This Makefile is equivalent to executing the bash command literal:

$ mono-csc -target:library faz.cs -out:faz.dll
$ mono-csc baz.cs -r:faz.dll -out:myprog2.exe

result

├── baz.cs
├── faz.cs
├── faz.dll
├── Makefile
└── myprog2

0 directories, 5 files

running the program

$ MONO_LOG_LEVEL="debug" MONO_LOG_MASK="asm,dll" mono ./myprog2.exe
Mono: ...
Mono: Loading reference 0 of /opt/demo2/faz.dll asmctx DEFAULT, looking for mscorlib, Version=4.0.0.0, Culture=neutral, PublicKeyToken=b77a5c561934e089
Mono: ...

Hello World
program is '/opt/demo2/myprog2.exe'
four squared from 'faz' is '16'

_footnotes

• [1] I'm not sure how to gain any firm grantees here.Note, if you try to compile mono-csc with two dll's eg -r:./my.dll -r:./myevil.dll and they both declare public static class faz {...}, csc will abort with error CS0433: The imported type 'faz' is defined multiple times.
• [2] trying to access mylib.dll as a conventional dll doesn't work. eg public static class libfaz {[System.Runtime.InteropServices.DllImport("libfaz.dll")] public static extern int square(int x);} compiles, but fails to execute. (Troubleshoot with MONO_LOG_LEVEL="debug" MONO_LOG_MASK="asm,dll" mono ./myprog2.exe to note that dlopen fails once it finces mylib.dll due to bin format issue). I expect this cannot resolve either due to dlopen() bin format incompatibility or because of some dlsym() name mangling incompatibility. csharp is magic and invisible instead.

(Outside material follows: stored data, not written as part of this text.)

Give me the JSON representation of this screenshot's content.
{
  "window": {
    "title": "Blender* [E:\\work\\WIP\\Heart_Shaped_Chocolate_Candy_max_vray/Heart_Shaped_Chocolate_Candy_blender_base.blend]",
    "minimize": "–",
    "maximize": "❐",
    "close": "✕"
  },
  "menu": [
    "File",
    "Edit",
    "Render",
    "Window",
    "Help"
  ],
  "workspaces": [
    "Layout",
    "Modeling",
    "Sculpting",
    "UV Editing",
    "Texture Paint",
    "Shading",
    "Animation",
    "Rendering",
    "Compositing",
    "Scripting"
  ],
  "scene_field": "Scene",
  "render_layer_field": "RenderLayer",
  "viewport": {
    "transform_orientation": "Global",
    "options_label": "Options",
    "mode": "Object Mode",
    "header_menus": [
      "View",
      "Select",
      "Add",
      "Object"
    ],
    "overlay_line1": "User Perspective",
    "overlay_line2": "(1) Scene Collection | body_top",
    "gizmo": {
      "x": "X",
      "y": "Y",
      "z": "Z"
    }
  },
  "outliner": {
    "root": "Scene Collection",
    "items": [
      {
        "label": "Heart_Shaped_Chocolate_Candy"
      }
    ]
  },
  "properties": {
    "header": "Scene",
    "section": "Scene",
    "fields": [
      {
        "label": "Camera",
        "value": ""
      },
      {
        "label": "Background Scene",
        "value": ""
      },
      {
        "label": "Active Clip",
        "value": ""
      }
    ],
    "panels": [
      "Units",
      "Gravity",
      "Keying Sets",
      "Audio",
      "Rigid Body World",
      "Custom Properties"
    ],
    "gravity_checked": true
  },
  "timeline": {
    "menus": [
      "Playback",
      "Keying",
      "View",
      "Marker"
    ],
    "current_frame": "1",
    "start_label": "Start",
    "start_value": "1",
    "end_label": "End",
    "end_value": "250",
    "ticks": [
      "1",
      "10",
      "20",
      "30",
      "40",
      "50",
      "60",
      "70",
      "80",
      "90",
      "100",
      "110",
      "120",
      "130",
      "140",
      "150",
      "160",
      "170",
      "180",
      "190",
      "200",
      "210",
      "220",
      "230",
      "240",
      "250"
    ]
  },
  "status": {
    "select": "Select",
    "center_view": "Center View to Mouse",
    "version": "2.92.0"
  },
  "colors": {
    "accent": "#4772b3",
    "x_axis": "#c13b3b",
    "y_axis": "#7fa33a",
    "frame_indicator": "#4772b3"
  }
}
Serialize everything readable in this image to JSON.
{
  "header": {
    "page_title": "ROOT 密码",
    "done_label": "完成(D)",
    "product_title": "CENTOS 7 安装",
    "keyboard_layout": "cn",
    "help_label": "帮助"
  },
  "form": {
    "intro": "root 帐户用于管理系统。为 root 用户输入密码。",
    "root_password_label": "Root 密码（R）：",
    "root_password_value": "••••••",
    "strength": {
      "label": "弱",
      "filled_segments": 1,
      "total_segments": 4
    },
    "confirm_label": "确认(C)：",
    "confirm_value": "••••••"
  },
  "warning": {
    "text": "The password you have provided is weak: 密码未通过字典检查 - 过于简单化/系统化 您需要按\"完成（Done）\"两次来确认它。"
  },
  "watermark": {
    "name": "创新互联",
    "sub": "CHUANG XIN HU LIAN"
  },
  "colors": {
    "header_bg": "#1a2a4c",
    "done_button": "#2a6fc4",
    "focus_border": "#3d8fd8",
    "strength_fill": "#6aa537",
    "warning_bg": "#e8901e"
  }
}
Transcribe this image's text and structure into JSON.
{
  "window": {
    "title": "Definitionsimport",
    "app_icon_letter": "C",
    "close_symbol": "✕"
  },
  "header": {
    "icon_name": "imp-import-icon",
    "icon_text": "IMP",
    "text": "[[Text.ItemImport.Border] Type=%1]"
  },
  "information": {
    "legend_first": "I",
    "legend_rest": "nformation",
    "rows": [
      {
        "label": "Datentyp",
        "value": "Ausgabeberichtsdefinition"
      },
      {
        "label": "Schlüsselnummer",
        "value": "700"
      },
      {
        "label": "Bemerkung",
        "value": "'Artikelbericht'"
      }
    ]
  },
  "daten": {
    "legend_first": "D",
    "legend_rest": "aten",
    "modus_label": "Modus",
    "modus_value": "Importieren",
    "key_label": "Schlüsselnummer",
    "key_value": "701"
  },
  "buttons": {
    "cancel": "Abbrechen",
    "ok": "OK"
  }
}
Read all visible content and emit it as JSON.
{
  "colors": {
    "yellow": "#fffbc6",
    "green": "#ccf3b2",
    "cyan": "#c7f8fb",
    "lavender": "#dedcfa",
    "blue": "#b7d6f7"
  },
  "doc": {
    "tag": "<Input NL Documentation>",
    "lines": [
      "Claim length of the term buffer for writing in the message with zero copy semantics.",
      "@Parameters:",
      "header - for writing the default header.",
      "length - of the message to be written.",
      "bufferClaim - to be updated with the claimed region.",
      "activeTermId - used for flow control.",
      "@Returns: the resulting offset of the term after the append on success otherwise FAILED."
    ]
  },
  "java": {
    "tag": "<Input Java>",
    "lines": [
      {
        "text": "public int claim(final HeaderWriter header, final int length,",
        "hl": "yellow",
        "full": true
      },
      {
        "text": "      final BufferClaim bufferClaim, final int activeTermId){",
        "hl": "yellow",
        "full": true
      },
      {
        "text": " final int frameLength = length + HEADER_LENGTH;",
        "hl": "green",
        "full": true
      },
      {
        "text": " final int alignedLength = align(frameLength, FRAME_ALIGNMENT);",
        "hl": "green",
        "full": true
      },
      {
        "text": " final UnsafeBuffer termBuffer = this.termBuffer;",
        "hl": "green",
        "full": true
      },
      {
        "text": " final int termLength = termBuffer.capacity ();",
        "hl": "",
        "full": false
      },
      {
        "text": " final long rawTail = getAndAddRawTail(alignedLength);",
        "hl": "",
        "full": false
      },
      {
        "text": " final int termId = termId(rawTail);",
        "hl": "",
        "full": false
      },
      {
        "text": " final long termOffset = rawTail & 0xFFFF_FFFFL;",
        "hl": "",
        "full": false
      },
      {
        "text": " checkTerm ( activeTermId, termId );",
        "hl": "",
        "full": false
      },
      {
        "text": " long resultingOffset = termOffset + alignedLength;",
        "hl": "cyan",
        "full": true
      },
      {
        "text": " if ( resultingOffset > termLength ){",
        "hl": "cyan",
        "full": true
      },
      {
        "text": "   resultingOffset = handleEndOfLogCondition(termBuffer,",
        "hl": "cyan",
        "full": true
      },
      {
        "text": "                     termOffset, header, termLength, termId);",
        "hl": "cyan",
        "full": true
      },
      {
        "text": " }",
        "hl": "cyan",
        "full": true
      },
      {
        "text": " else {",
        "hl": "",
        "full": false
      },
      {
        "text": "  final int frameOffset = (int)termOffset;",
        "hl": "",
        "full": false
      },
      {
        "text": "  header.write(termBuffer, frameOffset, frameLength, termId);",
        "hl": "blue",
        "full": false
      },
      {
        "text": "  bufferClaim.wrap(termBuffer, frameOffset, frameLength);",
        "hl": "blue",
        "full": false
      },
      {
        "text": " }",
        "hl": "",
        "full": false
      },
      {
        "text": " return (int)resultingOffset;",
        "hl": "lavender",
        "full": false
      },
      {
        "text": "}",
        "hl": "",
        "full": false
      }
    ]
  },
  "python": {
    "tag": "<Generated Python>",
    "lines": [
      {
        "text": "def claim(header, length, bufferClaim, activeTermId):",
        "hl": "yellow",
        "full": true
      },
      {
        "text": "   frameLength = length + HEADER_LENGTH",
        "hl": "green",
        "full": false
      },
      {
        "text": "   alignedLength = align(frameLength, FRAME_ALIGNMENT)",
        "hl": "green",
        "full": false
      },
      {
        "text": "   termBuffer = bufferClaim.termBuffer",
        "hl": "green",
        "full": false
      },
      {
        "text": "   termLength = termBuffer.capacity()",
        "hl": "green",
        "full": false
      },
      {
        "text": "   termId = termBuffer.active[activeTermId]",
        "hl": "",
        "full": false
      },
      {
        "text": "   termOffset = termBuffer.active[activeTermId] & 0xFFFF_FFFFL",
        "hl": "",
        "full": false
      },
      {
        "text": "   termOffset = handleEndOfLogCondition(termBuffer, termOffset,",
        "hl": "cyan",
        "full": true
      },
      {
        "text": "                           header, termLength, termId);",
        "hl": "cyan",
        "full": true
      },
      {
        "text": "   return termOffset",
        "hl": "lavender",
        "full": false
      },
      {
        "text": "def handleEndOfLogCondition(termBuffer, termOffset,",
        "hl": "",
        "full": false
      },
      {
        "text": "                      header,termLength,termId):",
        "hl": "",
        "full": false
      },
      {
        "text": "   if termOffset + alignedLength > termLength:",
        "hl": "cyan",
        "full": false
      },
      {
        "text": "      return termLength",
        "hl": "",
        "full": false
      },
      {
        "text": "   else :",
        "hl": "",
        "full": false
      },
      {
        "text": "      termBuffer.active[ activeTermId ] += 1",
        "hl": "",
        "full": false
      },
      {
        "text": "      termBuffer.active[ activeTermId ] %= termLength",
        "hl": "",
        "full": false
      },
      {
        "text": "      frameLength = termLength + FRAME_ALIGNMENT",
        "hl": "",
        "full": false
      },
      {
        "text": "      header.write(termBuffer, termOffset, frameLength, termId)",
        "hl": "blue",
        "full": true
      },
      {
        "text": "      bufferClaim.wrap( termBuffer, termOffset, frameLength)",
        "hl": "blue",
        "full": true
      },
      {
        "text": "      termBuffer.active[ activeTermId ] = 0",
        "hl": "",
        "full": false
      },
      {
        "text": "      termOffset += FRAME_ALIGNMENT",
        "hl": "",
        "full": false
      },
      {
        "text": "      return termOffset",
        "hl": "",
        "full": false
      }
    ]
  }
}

You don't need to link source file in c#/dotnet. All .cs file included in .csproject will automatically gathered. what you need to do is make sure all .cs file in same namespace,then using namespace.

Helper.cs

namespace YourProject.Helper
{
    // codes 
}

Program.cs

using YourProject.Helper
namespace YourProject.Program
{
        // codes 
}

There is no equivalent to including files in C#, so all you have to do boils down to compiling.

Here is an example of two C# files in one folder which get compiled to one executable on Windows.

hello.sc:

using System;
using Test;

public class MyProgram {
    public static void Main() {
        var name = Util.Name();
        Console.WriteLine($"Hello {name}!");
    }

}

world.cs

namespace Test {
    public class Util {
        public static string Name() {
            return "world";
        }
    }
}

Open command prompt in the containing folder and compile with csc by:^[1]

csc /out:hello.exe *.cs

Now you can start the executable hello.exe in the same folder.

^[1] If the csc command wasn't made available by other means, you can do the following.

Locate the file csc.exe. For example, in Visual Studio 2022 Community Edition, it can be found in:

C:\Program Files\Microsoft Visual Studio\2022\Community\MSBuild\Current\Bin\Roslyn\

For convenience, you may create a csc.cmd tool in a folder that's included in the system %path%:

"C:\Program Files\Microsoft Visual Studio\2022\Community\MSBuild\Current\Bin\Roslyn\csc.exe" %*